Члены рады сразу загомонили одобрительно. На реке Конские Воды несколько больших и зажиточных хуторов, на которых живут многие из зимовых казаков, присоединившихся к нашему походу. Для них предложение кошевого атамана самое лучшее, не зависимо от того, застанем там Ибрагим-пашу с войском или нет. Петру Сагайдачному тоже важнее хорошее мнение о нем зажиточных казаков, а не борьба с турками, поэтому и внес на рассмотрение такое предложение. Мне было без разницы. Можно было бы, конечно, подсунуть ему свинью, объяснив остальным, почему он предложил именно это, но я не хотел, чтобы кошевой атаман раньше времени догадался, что я знаю, кто был организатором подляны с подсвечниками. Пусть и дальше пребывает в уверенности, что я настолько туп, насколько он думает, и подозреваю только Матвея Смогулецкого.
Глава 32
Спасти свои хутора на Конских Водах зимовые казаки не успели. Дымы пожаров мы заметили за несколько километров до реки. Они были левее того места, к которому мы шли, выше по течению реки. С одной стороны эта новость была плоха, особенно для тех, кто там жил, а с другой было понятно, что небитыми турки отсюда не уйдут. Вопрос был только в том, как много их погибнет. Чайки мы оставили на Верхней Терсе, поэтому взять на абордаж турецкие галеры не сможем, но на худой конец обстреляем с берега. Река Конские воды в этом месте шириной всего метров сто-сто пятьдесят.

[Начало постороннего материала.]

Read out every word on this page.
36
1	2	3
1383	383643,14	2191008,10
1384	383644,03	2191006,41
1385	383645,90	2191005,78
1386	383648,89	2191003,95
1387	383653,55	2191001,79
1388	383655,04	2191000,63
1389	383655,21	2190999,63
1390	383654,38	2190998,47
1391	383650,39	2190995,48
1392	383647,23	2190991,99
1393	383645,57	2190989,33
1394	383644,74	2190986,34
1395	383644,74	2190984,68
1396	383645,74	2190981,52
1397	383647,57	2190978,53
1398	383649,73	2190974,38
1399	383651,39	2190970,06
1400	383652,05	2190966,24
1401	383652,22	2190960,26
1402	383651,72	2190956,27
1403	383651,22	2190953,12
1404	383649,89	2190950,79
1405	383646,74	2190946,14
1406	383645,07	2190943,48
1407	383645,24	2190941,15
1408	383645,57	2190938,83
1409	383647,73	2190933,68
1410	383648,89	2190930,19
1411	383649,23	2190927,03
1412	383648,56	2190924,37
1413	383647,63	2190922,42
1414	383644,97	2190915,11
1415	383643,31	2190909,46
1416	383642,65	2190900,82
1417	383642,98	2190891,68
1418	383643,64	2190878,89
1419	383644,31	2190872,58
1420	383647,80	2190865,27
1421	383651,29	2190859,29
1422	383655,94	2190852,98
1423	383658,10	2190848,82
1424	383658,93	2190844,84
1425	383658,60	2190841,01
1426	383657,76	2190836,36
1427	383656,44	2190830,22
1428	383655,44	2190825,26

Турки не догадывались о нашем приближении. Разведку они не вели. То ли потому, что лошадей было мало и те трофейные, то ли просто из лени. На ночь они расположились на левом, дальнем от нас, берегу реки, неподалеку от подожженного хутора. Первую половину ночи горящие дома и пристройки были нам хорошим ориентиром.

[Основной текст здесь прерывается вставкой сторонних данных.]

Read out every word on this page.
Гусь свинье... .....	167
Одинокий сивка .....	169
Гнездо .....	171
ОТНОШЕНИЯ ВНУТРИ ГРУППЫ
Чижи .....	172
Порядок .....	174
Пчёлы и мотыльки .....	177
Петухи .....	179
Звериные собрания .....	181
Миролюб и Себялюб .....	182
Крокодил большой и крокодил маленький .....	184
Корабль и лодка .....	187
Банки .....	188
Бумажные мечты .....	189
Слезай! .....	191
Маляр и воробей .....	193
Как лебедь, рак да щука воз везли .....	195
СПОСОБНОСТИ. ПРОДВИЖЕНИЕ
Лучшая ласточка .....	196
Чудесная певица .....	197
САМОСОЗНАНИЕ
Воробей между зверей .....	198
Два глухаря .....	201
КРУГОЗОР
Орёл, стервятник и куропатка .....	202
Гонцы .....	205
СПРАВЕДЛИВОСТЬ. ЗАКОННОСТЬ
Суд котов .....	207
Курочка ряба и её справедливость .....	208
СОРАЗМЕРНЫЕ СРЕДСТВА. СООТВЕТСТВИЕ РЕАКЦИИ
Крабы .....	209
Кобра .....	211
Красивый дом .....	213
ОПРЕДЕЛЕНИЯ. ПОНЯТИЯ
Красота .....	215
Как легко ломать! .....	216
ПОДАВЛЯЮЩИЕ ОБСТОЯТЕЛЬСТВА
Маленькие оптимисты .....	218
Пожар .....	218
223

На противоположный берег мы переправлялись вплавь. Нарезав камыша, связали его поясами в фашины, которые соединили по три-четыре, положили на них оружие, боеприпасы, одежду и обувь, и те, кто умел плавать, перетолкали эти плоты на противоположный берег. Не умеющие плавать ложились на фашину из камыша и, обхватив ее намертво, как любимую женщину, бултыхали в воде ногами, придавая своему плавсредству ускорение.
Вода была уже холодная. Переправившись на другой берег, я быстро оделся. Дрожь не отпускала мое тело, поэтому сделал разминку, чтобы быстрее согреться. Махал руками и смотрел на светлые голые тела, которые выходили из воды и сразу начинали натягивать на себя одежду и как бы растворяться в темноте.
Дороги здесь не было, поэтому, чтобы не заблудиться и не застрять в высокой траве, пошли вдоль берега. Вспугнули несколько уток и кабана. Он понесся с таки шумом, будто по камышам прорывался бульдозер. Я думал, что этот шум насторожит турок. Ничуть не бывало. Не привыкшие к местным ночным звукам, турки не обращали на них внимание. Наверное, вначале все воспринимали, как опасность, а потом убедились в обратном и расслабились. В их лагере, растянувшемся вдоль берега на километр, не меньше, горело десятка три костров, возле которых сидело по два-три часовых. Судя по статичности поз, часовые кемарили. Столько дней уже шляются по казацким землям, врага не встречают — чего бояться?! Наш отряд начал охватывать турецкий лагерь. По цепочке передали, что сигналом к атаке будет тройной призыв селезня. Сейчас, правда, селезни готовятся к перелету в теплые края, а не к любовным играм, но турки об этом вряд ли знают.
От меня до ближайшего костра было метров двести. Возле него, согнувшись во сне, сидели двое. Еще три, а может, и четыре человека лежали рядом. Позади них, тесно прижавшись друг к другу, спали на земле пленные, на которых только светлые нижние рубахи. Дальше угадывался нос кадирги, вытащенный на мелководье. Нас проинформировали монахи, что турки пришли сюда на восьми кадиргах и трех кальяттах.